Ultimately, though, he was the operations manager on this case. Whilst his Detective Superintendent had overall control, he, Peter, was the man on the ground that had to lead and manage the practical process.

  ‘Watertight as a duck’s arse, Jonah,’ Barry murmured. ‘That’s how this is going to be.’

  Peter very deliberately raised an eyebrow. ‘Is a duck’s arse actually watertight? Doesn’t water just go up it, swirl around like a natural bidet and then run back out again?’

  ‘Might do. To be fair I’m not an expert on arses. I am good at making sure nothing escapes us though.’

  Peter grinned. ‘That’s all we need Barry.’

  The officer with the camera was squatting down next to the corpse taking photos of the detached cranium and the bloody scalp. For a second everyone’s attention focused on the body parts.

  ‘Makes you wonder what the hell was going on here,’ Barry said. ‘It can’t have been meant as torture. You don’t scalp somebody in an attempt to make them talk.’

  ‘Maybe the perpetrator was looking to see if he was hiding something in his head.’ The photographer suggested, grim-voiced.

  ‘Or perhaps,’ the other Scenes of Crime officer proposed, ‘we’re after a trainee hairdresser who just had a very bad home visit.’

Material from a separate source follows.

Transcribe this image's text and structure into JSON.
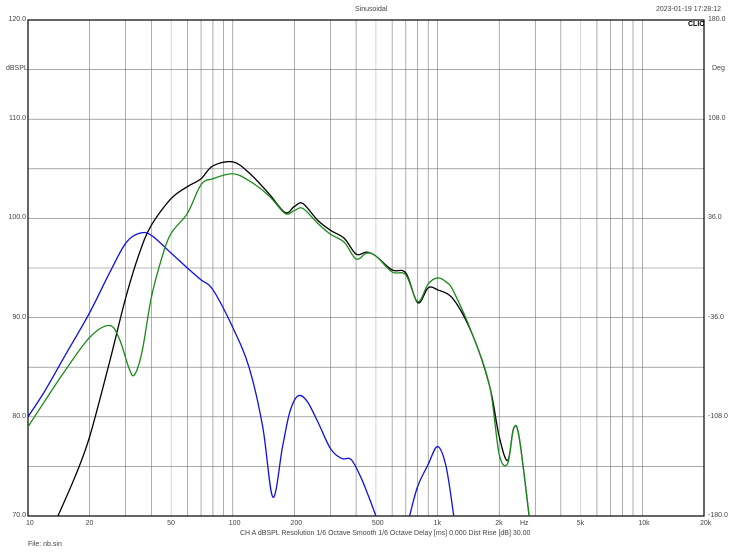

  ‘Or maybe it’s just someone who likes boiled eggs in the morning,’ the first officer countered, mimicking slicing the top off a boiled egg with the edge of his right hand.

  Peter smiled along with the others. There were two essential questions he needed to answer. One, who had done this? Secondly, why? A good detective knew how to manage questions. Question asking and evidence gathering were the cornerstones of great detecting. The skill in the former lay in knowing how best to construct questions and when precisely to ask them. Timing was everything. And this wasn’t the right time to ask any questions. The focus now was on evidence gathering. So Peter said nothing.